DNA als Erbmaterial 

A:

--> DNA wurde als Träger der Erbinformation identifiziert:

  • immer gleiche Menge an Adenin + Thymin bzw. an Guanin + Cytosin
    • = Erster Hinweis auf die Paarung der Basen
  • James Watson und Francis Crick entwickelten aufgrund von Untersuchungen von Rosalind Franklinein Struckturmodell von DNA:
    • rechtsgew. Doppelstrang, Einzelstränge aniparallel
    • Adenin + Thymin und Guanin + Cytosin (="Watson-Crick-Paarung") --> jeweils komplementäre Paare
    • A+T (2 H2-Brücken), G+C (3 H2-Brücken)
    • Eine Umdrehung enthält 10 Basenpaare, DNA-Form ="B-Form" (A+Z-Formen auch vorhanden, aber sehr selten!)


Q:

Was wird bei der DNA-Hybridisierung ermittelt?

A:

--> DNA-Hybridisierung: Ermittlung der Ähnlichkeit verschiedener Gene (bzw. der Sequenzähnlichkeit)

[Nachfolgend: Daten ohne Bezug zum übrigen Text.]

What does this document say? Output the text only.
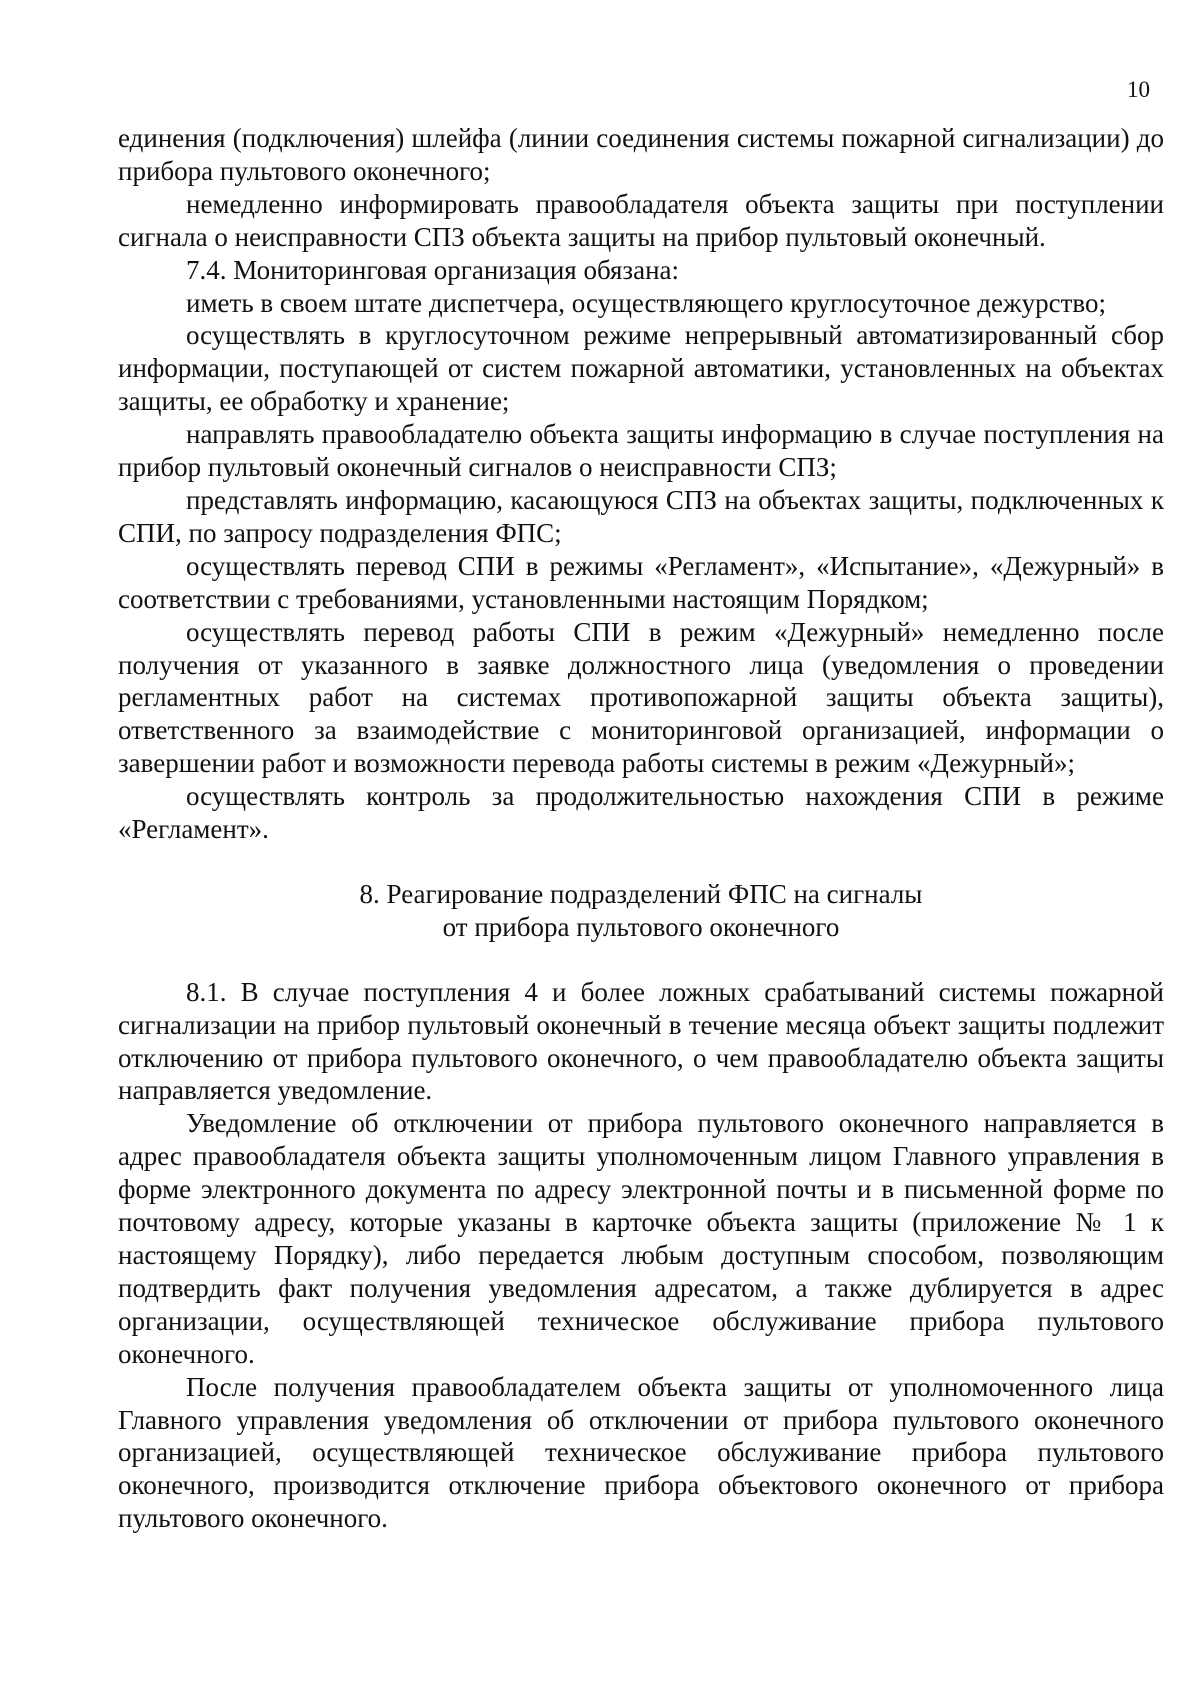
10

единения (подключения) шлейфа (линии соединения системы пожарной сигнализации) до прибора пультового оконечного;

немедленно информировать правообладателя объекта защиты при поступлении сигнала о неисправности СПЗ объекта защиты на прибор пультовый оконечный.

7.4. Мониторинговая организация обязана:

иметь в своем штате диспетчера, осуществляющего круглосуточное дежурство;

осуществлять в круглосуточном режиме непрерывный автоматизированный сбор информации, поступающей от систем пожарной автоматики, установленных на объектах защиты, ее обработку и хранение;

направлять правообладателю объекта защиты информацию в случае поступления на прибор пультовый оконечный сигналов о неисправности СПЗ;

представлять информацию, касающуюся СПЗ на объектах защиты, подключенных к СПИ, по запросу подразделения ФПС;

осуществлять перевод СПИ в режимы «Регламент», «Испытание», «Дежурный» в соответствии с требованиями, установленными настоящим Порядком;

осуществлять перевод работы СПИ в режим «Дежурный» немедленно после получения от указанного в заявке должностного лица (уведомления о проведении регламентных работ на системах противопожарной защиты объекта защиты), ответственного за взаимодействие с мониторинговой организацией, информации о завершении работ и возможности перевода работы системы в режим «Дежурный»;

осуществлять контроль за продолжительностью нахождения СПИ в режиме «Регламент».

8. Реагирование подразделений ФПС на сигналы
от прибора пультового оконечного

8.1. В случае поступления 4 и более ложных срабатываний системы пожарной сигнализации на прибор пультовый оконечный в течение месяца объект защиты подлежит отключению от прибора пультового оконечного, о чем правообладателю объекта защиты направляется уведомление.

Уведомление об отключении от прибора пультового оконечного направляется в адрес правообладателя объекта защиты уполномоченным лицом Главного управления в форме электронного документа по адресу электронной почты и в письменной форме по почтовому адресу, которые указаны в карточке объекта защиты (приложение № 1 к настоящему Порядку), либо передается любым доступным способом, позволяющим подтвердить факт получения уведомления адресатом, а также дублируется в адрес организации, осуществляющей техническое обслуживание прибора пультового оконечного.

После получения правообладателем объекта защиты от уполномоченного лица Главного управления уведомления об отключении от прибора пультового оконечного организацией, осуществляющей техническое обслуживание прибора пультового оконечного, производится отключение прибора объектового оконечного от прибора пультового оконечного.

  • Identifikation von DNA im "Southern-Blot": makierte Sonden-DNA (z.B. radioaktiv) aus DNA-Mischung findet passenden Partner
    • Doppelstrangbildung schon bei hoher Temperatur
      -> große Sequenzähnlichkeit (Heteroduplex mit wenig Fehlpaarungen) 
    • Doppelstrangbildung erst bei niedriger Temperatur
      -> Sequenzen nicht sehr ähnlich

--> = FISH??

Q:

Nenne die zwei gängigsten Zentrifugalmethoden! 

A:

Zentrifugation = Erzeugung von Zentrifugalkräften durch schnelles Drehen (keine "Kraft" an sich sondern "Trägheit"!)
--> um ein Vielfaches größer als Erdanziehungskraft

  • Teilchen in Zentrifugationsgefäß werden um Vielfaches schneller
    --> Sedimentation = Absetzvorgang

--> Einheit für die Sedimentationsgeschwindigkeit ist das Svedberg (S):

  • Ribosomen z.B. haben Untereinheiten von 50S + 30S (prokaryotisch) 
  • Svedbergeinheiten sind NICHT additiv! (bakterielle Ribosomen ing. 70S) 
  • differentielle Sedimentation: Konfigurierung der Drehzahl und Zentrifugationszeit auf das Trennen von z.B. Zellbestandteile:
    •  Vorgegossene Dichtegradienten aus Saccharose (50% unten, 20% in der Mitte, keine oben) verbessern Trennvorgang
    • = Endpunktverfahren!! -> nach zu langem Zentrifugieren landen auch kleinere Partikel auf dem Boden
  • Dichtegradienten-Gleichgewichtszentrifugation: Trennung nach (Schwimm-) Dichte -> Masse pro Volumen
    --> Z.B.: DNA von RNA oder GC-reiche DNA von AT-reicher 
    • Ceasiumgradientenzentrifugation: CsCl-Lösung (sehr schwaches Salz) wird sehr schnell zentrifugiert (=Ultrazentrifugation: über 100.000 fache der Schwerkraft) 
    • Dabei entsteht Dichtegradient: DNA- und RNA-Dichten liegen im Bereich d. Gradienten -> die Moleküle sammeln sich zu Banden, die dort schweben, wo die Salzdichte ihrer Schwimmdichte entsprechen.
    • => Gleichgewichtsverfahren: längere Zentrifugationszeiten ändern das Ergebnis NICHT.